S'agissant des franchises médicales, Jérôme Guedj et Cyrille Isaac-Sibille, qui ont rendu visite à la direction de la sécurité sociale, ont constaté ce que je leur avais dit, à savoir que nous avons travaillé sur ce sujet, notamment sur la question des conditions très précises des franchises médicales et des participations forfaitaires, avec le maintien des deux plafonds à 50 euros. Ce maintien est essentiel pour les personnes en affection de longue durée (ALD), qui atteignent les plafonds. Cette mesure, de nature réglementaire, a été instruite, et sa mise en oeuvre doit être précédée de quatre mois de consultations. Pour être clair, le Président de la République, la Première ministre et moi-même considérons aujourd'hui que la mesure est expertisée et prête à être mise en oeuvre à l'issue de ces quatre mois.

Toutefois, comme je l'ai dit dès que j'ai été nommé, je pense que l'on ne peut pas prendre de décision sans être allé au bout de l'examen parlementaire du projet de loi de finances, dans une période d'aussi grande pression sur le pouvoir d'achat. Il ne faudrait pas qu'à la fin, certains pensent que cette mesure n'aura servi qu'à faire les poches des gens... C'est une responsabilité du pouvoir réglementaire.

Vous avez raison, madame la sénatrice Poumirol, il n'y a pas de transparence des prix.

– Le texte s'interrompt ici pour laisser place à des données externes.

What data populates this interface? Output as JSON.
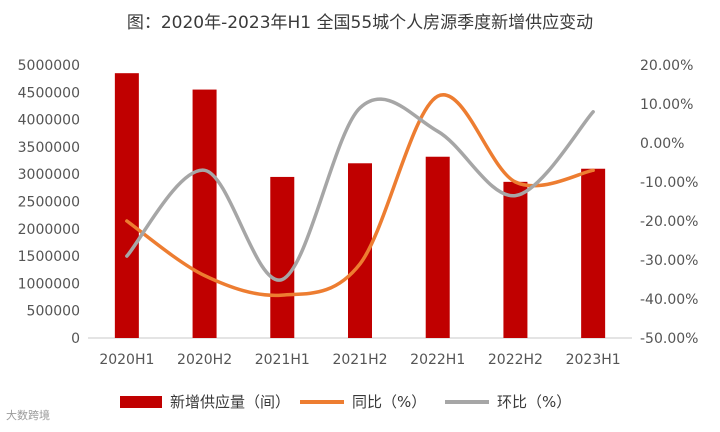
{
  "chart_data": {
    "type": "bar",
    "title": "图：2020年-2023年H1 全国55城个人房源季度新增供应变动",
    "categories": [
      "2020H1",
      "2020H2",
      "2021H1",
      "2021H2",
      "2022H1",
      "2022H2",
      "2023H1"
    ],
    "series": [
      {
        "name": "新增供应量（间）",
        "type": "bar",
        "axis": "left",
        "color": "#C00000",
        "values": [
          4850000,
          4550000,
          2950000,
          3200000,
          3320000,
          2860000,
          3100000
        ]
      },
      {
        "name": "同比（%）",
        "type": "line",
        "axis": "right",
        "color": "#ED7D31",
        "values": [
          -20.0,
          -34.0,
          -39.0,
          -31.0,
          12.0,
          -10.0,
          -7.0
        ]
      },
      {
        "name": "环比（%）",
        "type": "line",
        "axis": "right",
        "color": "#A6A6A6",
        "values": [
          -29.0,
          -7.0,
          -35.0,
          9.0,
          3.0,
          -13.5,
          8.0
        ]
      }
    ],
    "y_left": {
      "min": 0,
      "max": 5000000,
      "step": 500000
    },
    "y_right": {
      "min": -50,
      "max": 20,
      "step": 10,
      "unit": "%"
    },
    "legend_position": "bottom",
    "grid": false
  },
  "watermark": {
    "text": "大数跨境"
  }
}
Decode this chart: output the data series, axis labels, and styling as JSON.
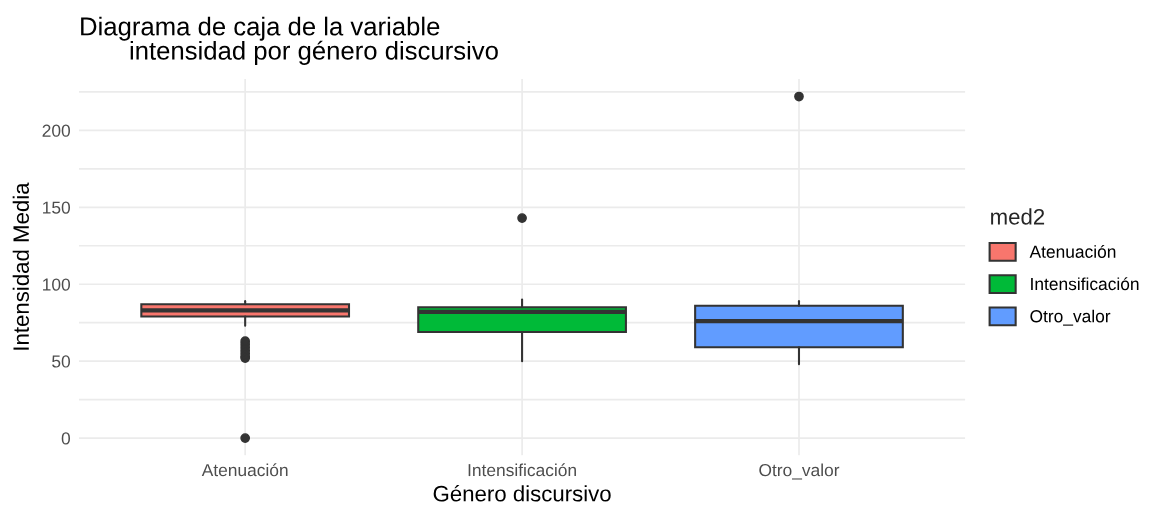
{
  "chart_data": {
    "type": "box",
    "title": "Diagrama de caja de la variable\n       intensidad por género discursivo",
    "xlabel": "Género discursivo",
    "ylabel": "Intensidad Media",
    "legend_title": "med2",
    "categories": [
      "Atenuación",
      "Intensificación",
      "Otro_valor"
    ],
    "series": [
      {
        "name": "Atenuación",
        "color": "#f8766d",
        "boxes": [
          {
            "low": 73,
            "q1": 79,
            "median": 83,
            "q3": 87,
            "high": 89,
            "outliers": [
              0,
              52,
              53,
              55,
              57,
              59,
              61,
              63
            ]
          },
          null,
          null
        ]
      },
      {
        "name": "Intensificación",
        "color": "#00ba38",
        "boxes": [
          null,
          {
            "low": 50,
            "q1": 69,
            "median": 82,
            "q3": 85,
            "high": 90,
            "outliers": [
              143
            ]
          },
          null
        ]
      },
      {
        "name": "Otro_valor",
        "color": "#619cff",
        "boxes": [
          null,
          null,
          {
            "low": 48,
            "q1": 59,
            "median": 76,
            "q3": 86,
            "high": 89,
            "outliers": [
              222
            ]
          }
        ]
      }
    ],
    "ylim": [
      -11.1,
      233.4
    ],
    "yticks": [
      0,
      {
        "value": 25,
        "label": null
      },
      50,
      {
        "value": 75,
        "label": null
      },
      100,
      {
        "value": 125,
        "label": null
      },
      150,
      {
        "value": 175,
        "label": null
      },
      200,
      {
        "value": 225,
        "label": null
      }
    ],
    "grid": true,
    "legend": "right"
  }
}
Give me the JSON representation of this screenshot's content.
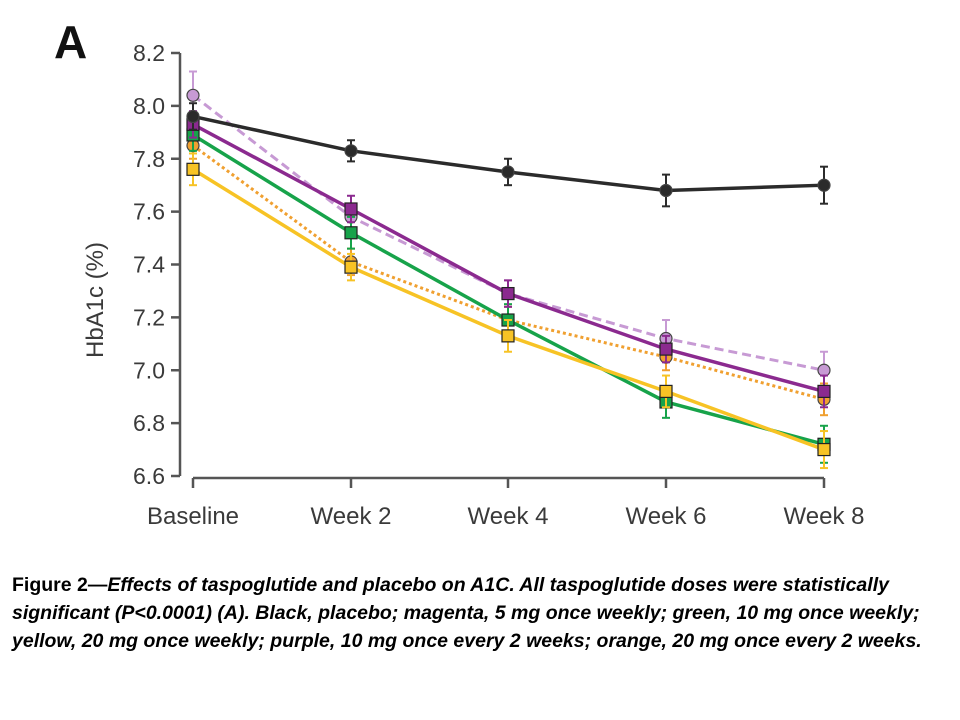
{
  "panel_label": "A",
  "caption": {
    "lead": "Figure 2—",
    "body": "Effects of taspoglutide and placebo on A1C. All taspoglutide doses were statistically significant (P<0.0001) (A). Black, placebo; magenta, 5 mg once weekly; green, 10 mg once weekly; yellow, 20 mg once weekly; purple, 10 mg once every 2 weeks; orange, 20 mg once every 2 weeks."
  },
  "chart_data": {
    "type": "line",
    "title": "",
    "xlabel": "",
    "ylabel": "HbA1c (%)",
    "categories": [
      "Baseline",
      "Week 2",
      "Week 4",
      "Week 6",
      "Week 8"
    ],
    "ylim": [
      6.6,
      8.2
    ],
    "yticks": [
      "6.6",
      "6.8",
      "7.0",
      "7.2",
      "7.4",
      "7.6",
      "7.8",
      "8.0",
      "8.2"
    ],
    "grid": false,
    "series": [
      {
        "color": "#c79ad4",
        "marker": "circle",
        "dash": "dashed",
        "values": [
          8.04,
          7.58,
          7.29,
          7.12,
          7.0
        ],
        "err": [
          0.09,
          0.05,
          0.05,
          0.07,
          0.07
        ]
      },
      {
        "color": "#f0a030",
        "marker": "circle",
        "dash": "dotted",
        "values": [
          7.85,
          7.41,
          7.19,
          7.05,
          6.89
        ],
        "err": [
          0.05,
          0.05,
          0.05,
          0.05,
          0.06
        ]
      },
      {
        "color": "#17a34a",
        "marker": "square",
        "dash": "solid",
        "values": [
          7.89,
          7.52,
          7.19,
          6.88,
          6.72
        ],
        "err": [
          0.06,
          0.06,
          0.06,
          0.06,
          0.07
        ]
      },
      {
        "color": "#f7c325",
        "marker": "square",
        "dash": "solid",
        "values": [
          7.76,
          7.39,
          7.13,
          6.92,
          6.7
        ],
        "err": [
          0.06,
          0.05,
          0.06,
          0.06,
          0.07
        ]
      },
      {
        "color": "#8b2a8f",
        "marker": "square",
        "dash": "solid",
        "values": [
          7.93,
          7.61,
          7.29,
          7.08,
          6.92
        ],
        "err": [
          0.05,
          0.05,
          0.05,
          0.05,
          0.06
        ]
      },
      {
        "color": "#2b2b2b",
        "marker": "circle",
        "dash": "solid",
        "values": [
          7.96,
          7.83,
          7.75,
          7.68,
          7.7
        ],
        "err": [
          0.05,
          0.04,
          0.05,
          0.06,
          0.07
        ]
      }
    ]
  }
}
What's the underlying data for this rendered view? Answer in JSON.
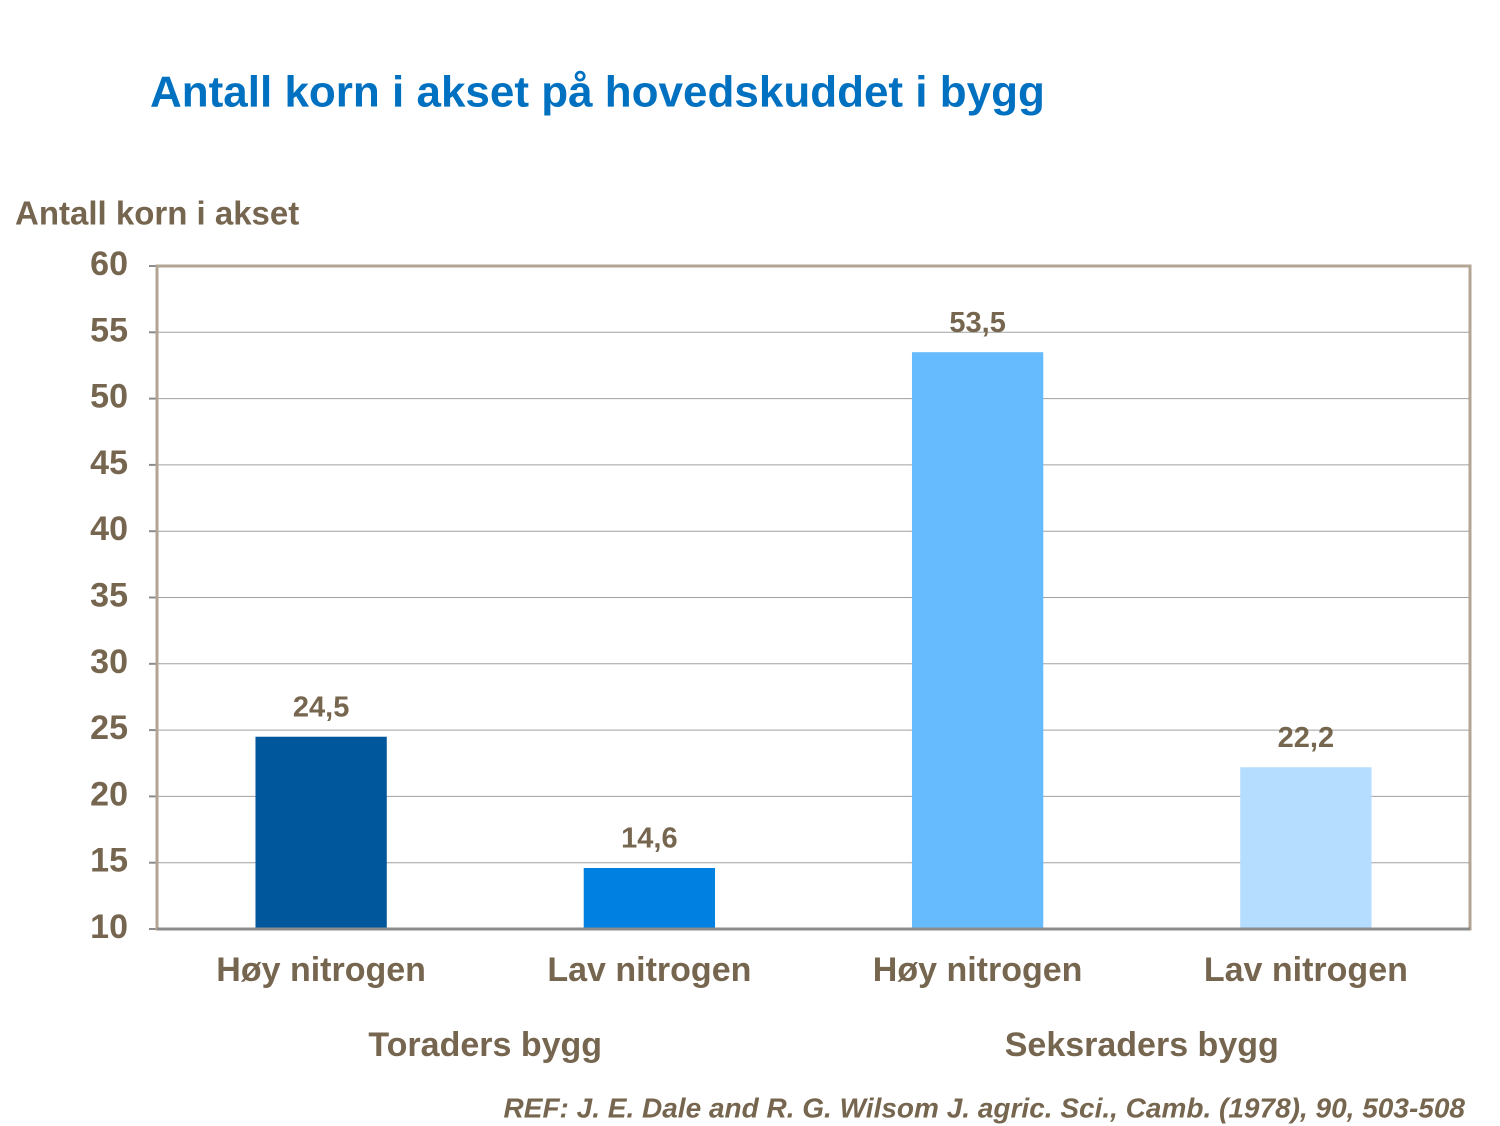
{
  "chart_data": {
    "type": "bar",
    "title": "Antall korn i akset på hovedskuddet i bygg",
    "y_label": "Antall korn i akset",
    "categories": [
      "Høy nitrogen",
      "Lav nitrogen",
      "Høy nitrogen",
      "Lav nitrogen"
    ],
    "group_labels": [
      "Toraders bygg",
      "Seksraders bygg"
    ],
    "values": [
      24.5,
      14.6,
      53.5,
      22.2
    ],
    "value_labels": [
      "24,5",
      "14,6",
      "53,5",
      "22,2"
    ],
    "colors": [
      "#00579b",
      "#0080e0",
      "#66bbff",
      "#b5ddff"
    ],
    "ylim": [
      10,
      60
    ],
    "yticks": [
      10,
      15,
      20,
      25,
      30,
      35,
      40,
      45,
      50,
      55,
      60
    ],
    "grid": true,
    "note": "REF: J. E. Dale and R. G. Wilsom J. agric. Sci., Camb. (1978), 90, 503-508"
  }
}
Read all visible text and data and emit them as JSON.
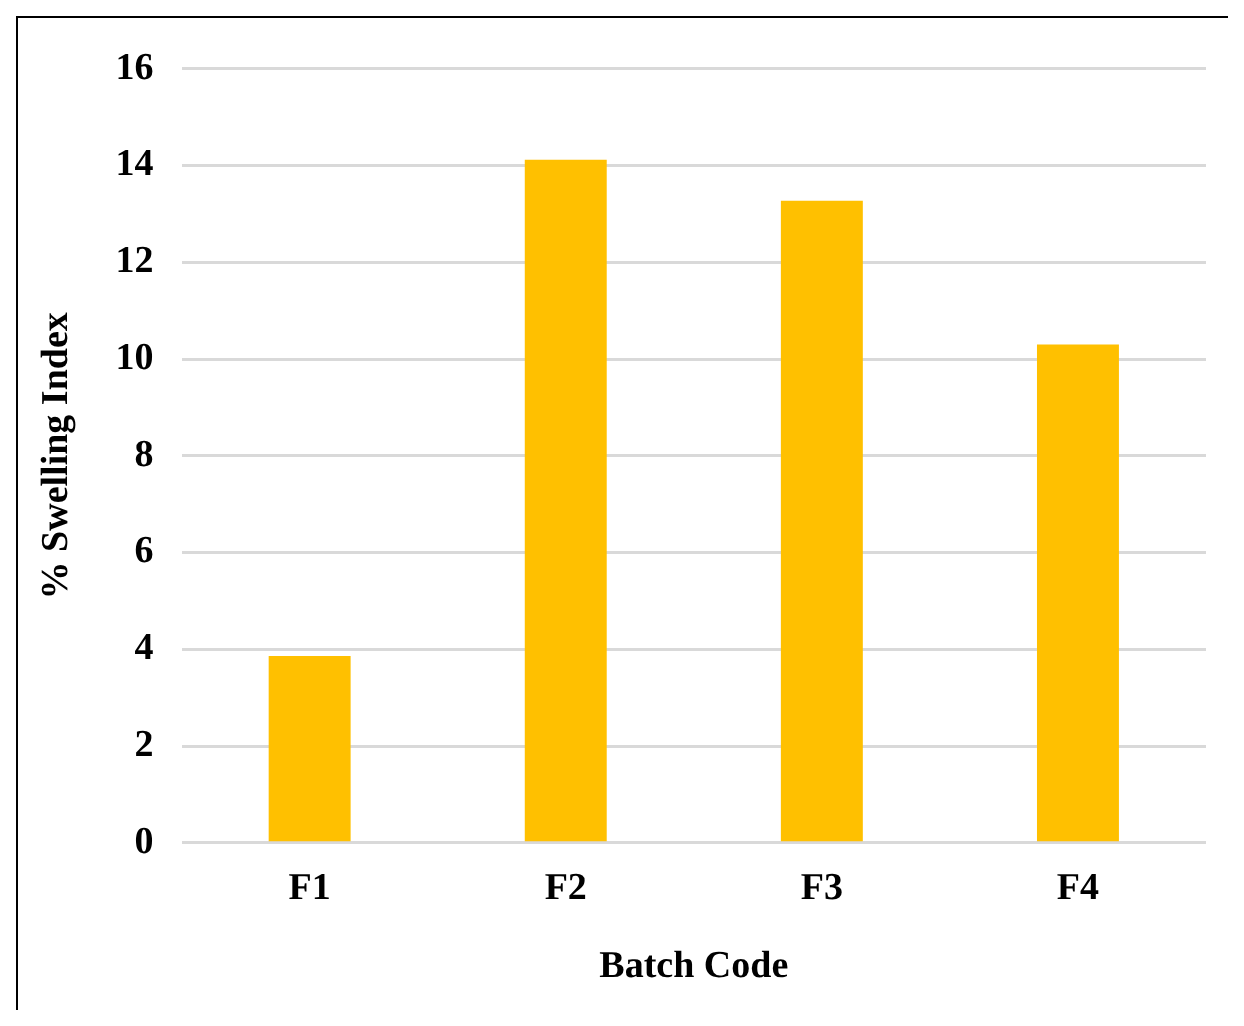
{
  "chart_data": {
    "type": "bar",
    "xlabel": "Batch Code",
    "ylabel": "% Swelling Index",
    "categories": [
      "F1",
      "F2",
      "F3",
      "F4"
    ],
    "values": [
      3.86,
      14.12,
      13.27,
      10.3
    ],
    "color": "#ffc000",
    "ylim": [
      0,
      16
    ],
    "yticks": [
      0,
      2,
      4,
      6,
      8,
      10,
      12,
      14,
      16
    ],
    "grid": "y",
    "legend": false
  }
}
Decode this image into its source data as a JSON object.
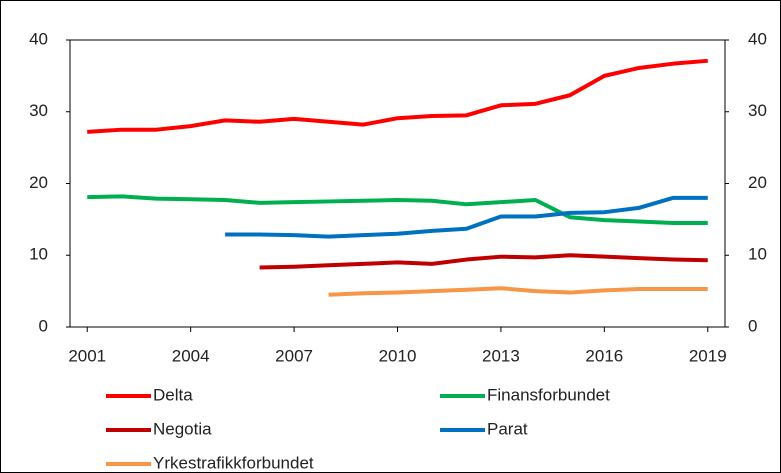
{
  "chart_data": {
    "type": "line",
    "categories": [
      2001,
      null,
      null,
      2004,
      null,
      null,
      2007,
      null,
      null,
      2010,
      null,
      null,
      2013,
      null,
      null,
      2016,
      null,
      null,
      2019
    ],
    "series": [
      {
        "name": "Delta",
        "color": "#ff0000",
        "values": [
          27.2,
          27.5,
          27.5,
          28.0,
          28.8,
          28.6,
          29.0,
          28.6,
          28.2,
          29.1,
          29.4,
          29.5,
          30.9,
          31.1,
          32.3,
          35.0,
          36.1,
          36.7,
          37.1
        ]
      },
      {
        "name": "Finansforbundet",
        "color": "#00b050",
        "values": [
          18.1,
          18.2,
          17.9,
          17.8,
          17.7,
          17.3,
          17.4,
          17.5,
          17.6,
          17.7,
          17.6,
          17.1,
          17.4,
          17.7,
          15.3,
          14.9,
          14.7,
          14.5,
          14.5
        ]
      },
      {
        "name": "Negotia",
        "color": "#c00000",
        "values": [
          null,
          null,
          null,
          null,
          null,
          8.3,
          8.4,
          8.6,
          8.8,
          9.0,
          8.8,
          9.4,
          9.8,
          9.7,
          10.0,
          9.8,
          9.6,
          9.4,
          9.3
        ]
      },
      {
        "name": "Parat",
        "color": "#0070c0",
        "values": [
          null,
          null,
          null,
          null,
          12.9,
          12.9,
          12.8,
          12.6,
          12.8,
          13.0,
          13.4,
          13.7,
          15.4,
          15.4,
          15.9,
          16.0,
          16.6,
          18.0,
          18.0
        ]
      },
      {
        "name": "Yrkestrafikkforbundet",
        "color": "#f79646",
        "values": [
          null,
          null,
          null,
          null,
          null,
          null,
          null,
          4.5,
          4.7,
          4.8,
          5.0,
          5.2,
          5.4,
          5.0,
          4.8,
          5.1,
          5.3,
          5.3,
          5.3
        ]
      }
    ],
    "ylim": [
      0,
      40
    ],
    "yticks": [
      0,
      10,
      20,
      30,
      40
    ],
    "y2lim": [
      0,
      40
    ],
    "y2ticks": [
      0,
      10,
      20,
      30,
      40
    ]
  }
}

Cependant, il faut savoir qu'une partie des industriels menace de ne pas mettre tel ou tel médicament sur le marché français s'il y a trop de pression sur les prix.

Il y a aussi une dimension de réindustrialisation, s'agissant notamment des médicaments critiques. Nous cherchons donc à atteindre plusieurs objectifs simultanément, le prix n'étant pas la seule variable de discussion avec les laboratoires.

Cela dit, je pense qu'il n'y a plus que trois personnes aujourd'hui qui comprennent comment fonctionne notre système de fixation des prix ! Nous devons le remettre à plat, nous demander quels doivent être ses objectifs, et que ces objectifs soient partagés démocratiquement.

Les dispositions du PLFSS relatives à la branche AT-MP relèvent de la compétence de mon collègue Olivier Dussopt. Je peux néanmoins vous dire que la modification de taux décidée lors de la réforme des retraites visait à répondre à un problème de sous-consommation. Si vous le permettez, j'adresserai ma réponse à cette question au président de votre commission dans le courant de l'après-midi.

M. Philippe Mouiller, président. - Merci, monsieur le ministre, de la qualité de vos réponses. Je vous dis à bientôt, en commission, puis dans l'hémicycle.